Here are some other facts and figures about the Derby that you knew but probably forgot:
* A crowd estimated at 10,000 saw Aristides win the first Derby in 1875 and collect a purse of $2,850. The 13 male starters each carried 100 pounds; the two fillies each carried 97 pounds, and finished 10th and 15th. The distance was 1 1/2 miles, modeled after the original Epsom Derby in England.
* The Derby distance was shortened to 1 1/4 miles in 1896 on the theory that the original distance was too far for 3-year-olds to run so early in the year.
* The weight was changed to 126 pounds in 1920, for reasons no one seems to remember.
* The Derby is run on the first Saturday in May, with the Kentucky Oaks, the filly counterpart, on the preceding Friday. The Oaks is open only to 3- year-old fillies, but fillies not only can race against colts and geldings in the Derby, but get a 5-pound weight concession.

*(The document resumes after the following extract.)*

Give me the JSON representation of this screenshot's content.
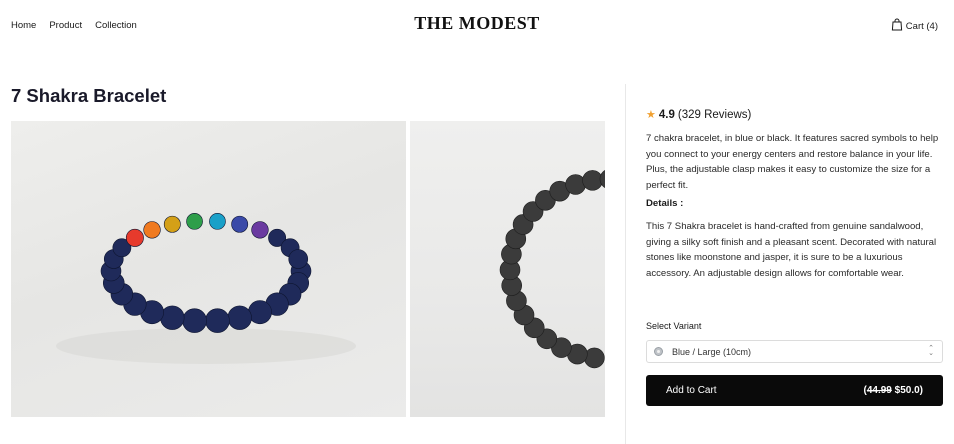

* Thirty-four fillies have run in the Derby. Only two have won - Regret (1915) and Genuine Risk (1980) - but that's not really a bad percentage considering how many colts and geldings have run.
* Seven geldings and 104 colts have won, but the last gelding to win was Clyde Van Dusen in 1929. Geldings were barred from the Derby for many years.
* Man o'War never ran in the Derby. The Derby wasn't such a big deal in 1920, and Man o'War made his first start of the year in the Preakness.
* Donerail paid $184.90 to win in 1913, still the longest price in Derby history.
* D. Wayne Lukas, trainer of the sensational filly and Derby co-favorite Winning Colors, has topped the national standings in stable earnings for the last five years, but he is 0 for 12 in the Derby. His best finish was with Partee, third in 1981, his first starter. He hasn't finished in the money since.
* Woman trainers in the Derby: Dianne Carpenter (Kingpost) would be the first to saddle two Derby horses; she finished 12th with Biloxi Indian in 1984. Other woman trainers: Mary Hirsch, 13th with No Sir in 1937; Mrs. Albert Roth, 13th with Senecas Coin in 1949; Mary Keim, sixth with Mr. Pak in 1965; Patti Johnson, fourth with Fast Account, 1985.
* Woman jockeys: Diane Crump, 15th with Fathom in 1970; Patti Cooksie, 11th with So Vague, 1984.
* John Longden rode Triple Crown winner Count Fleet in 1943 and trained 1969 Derby winner Majestic Prince. He is the only person to both ride and train a Derby winner.
* Bill Hartack and Eddie Arcaro have ridden the most winners, five each. Hartack was 5 for 12, Arcaro 5 for 21.
* The only jockey to win both the Kentucky Derby (Affirmed, 1979) and the Epsom Derby (Slip Anchor, 1985, and Reference Point, 1987) is Steve Cauthen.
* The leading trainer is Ben Jones, who won six times from 11 starters. His son Jimmy won twice.
* Leading owner: Calumet Farm, eight.
* Oldest winning trainer: Charlie Whittingham, 73, with Ferdinand, 1986. Whittingham will start Lively One this Saturday. Woody Stephens, 74, will start the entry of Forty Niner and Cefis.
* Oldest winning jockey: Bill Shoemaker, 54, Ferdinand. Shoe, who has won four times, has ridden in the Derby a record 25 times and will be aboard Lively One.
* Seattle Slew came to the Derby undefeated in six starts in 1977 and is the only Triple Crown winner to complete the sweep unbeaten.
* The 11th and last winner of the Triple Crown was Affirmed in 1978.
* Two New Jersey-breds have won the Derby: Regret (1915) and Cavalcade (1934).
* The first radio network broadcast of the Derby was in 1925, the first telecast in 1952.
* The Derby continued uninterrupted during World War I and World War II, but the 1943 running was known as the Streetcar Derby because of travel restrictions, and only 65,000 saw Count Fleet win.
* Largest field: 23 in 1974 (the 100th Derby); smallest field: 3 in 1892 and 1905.
* Bay horses have won 53 times, chestnuts 36, browns 16, blacks 4, grays 4.
* In the last 40 years, the only Derby winners to be voted Horse of the Year in the same year were Spend A Buck, 1985; Affirmed, 1978; Seattle Slew, 1977; Secretariat, 1973, and Citation, 1948. Ferdinand, the 1986 winner, was voted the national laurels in 1987.